I tested the code on two computer, with same results
I see. That sounds pretty consistent and persistent. This one is going to be tricky to figure out, I think, particularly because it appears to be specific to your set up (I can't replicate it either).
Are you running the latest version of the Python portable package, or one of the 0.26-preX packages?
Are you sure the problem is specific to the Python portable OpenSesame package, or does the psycho back-end also crash in the same way with the 'official' .exe or .zip downloads? (What happens if you simply run the default template with the psycho back-end?) If the problem is not specific to the Python portable package, this suggests that it's really a problem with the PsychoPy libraries and not the packaging per se. In that case you could consider reporting it on the PsychoPy user list: http://groups.google.com/group/psychopy-users
Now available: OpenSesame Portable 0.26.2!
What's new? Added support for OpenSesameRun, meaning it's possible to either use OpenSesameRun to run experiments without using the experiment builder or even use a batch-file to start an experiment directly (a tutorial on how to do this is included!)
It's not really spectacular, I'll admit, but could be useful nonetheless.
Great man! The included howto's are a nice addition.
A researcher here at VU University Amsterdam had problems with OpenSesame Portable and EyeLink. After replacing the folders eyelink_log and eyelink_stop_recording from your Portable version with folders from opensesame_eyelink_plugins version 0.17 the problems were solved. Could you use the latest version of the opensesame_eyelink_plugins when building a new OpenSesame Portable release?
Sebastiaan mentioned it, so I'm already working on it (I was quite surprised as well, since I'm working with the older version without experiencing any troubles). Thanks for the heads-up!
It's great to know that you're using the portable version! Is everything else working all right?
EDIT (20-06-2012, 13:31): New package uploaded, now including the newest eyelink plugins and the new joystick plugin.
Wow that's fast! I'm not a researcher myself (I'm a support technician), but I will install it in the lab and let you know if there are any (other) problems.
I'm using OpenSesame portable with an EyeLink for an experiment I'm currently running and it's working very smoothly. This was a huge help because I didn't have to convince anyone that it's okay to install something on the lab computer. Thanks for this really useful distribution!
Hey, thank you folks for Opensesame and Opensesame Portable.
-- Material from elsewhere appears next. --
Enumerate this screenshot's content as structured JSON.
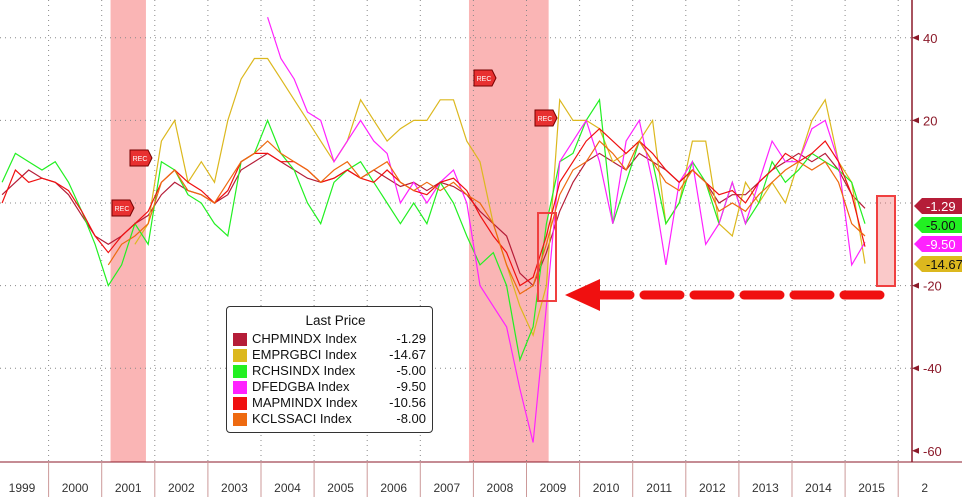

I had some nice success in implementing what was on my mind for a while.
Maybe you can answer me a few questions:
Is is also possible to run the Opensesame Portable Folder just from the hard disk and not from an external drive, but with the same behavior like from an external drive?
And is it possible to write an python script, that saves logged data not into the opensesame portable folder but on some web based medium, means one of our servers?
Sure, it doesn't matter from which location you run it. A USB stick, a network drive, a regular hard-disk—all should work.
Yes, with some inline scripting. Python has extensive networking capabilities. There are plenty of ways to do this, here's a few:
You can get the location of the regular logfile like this:
So would I be too presumtuous to ask (because I don't quite have the device yet to test it) that if I run OpenSesame Portable on a Windows tablet, that I can have people just use the touch screen to take my experiement/questionnaire? I already have it designed and ready on regular OpenSesame, so I just wonder if the port over to a tablet device will be touch friendly. I imagine the hardware input won't conflict since it isn't code-sensitive, but I just thought I would ask.
With all touch-screen devices that I have encountered, touches simply appear as mouseclicks to the software. So I suspect that it should be no problem—You can develop the experiment on a computer with a mouse, and run it on a (Windows) tablet with a touch screen.
That being said, if you are buying an expensive device for that purpose, it might be wise to double-check, of course!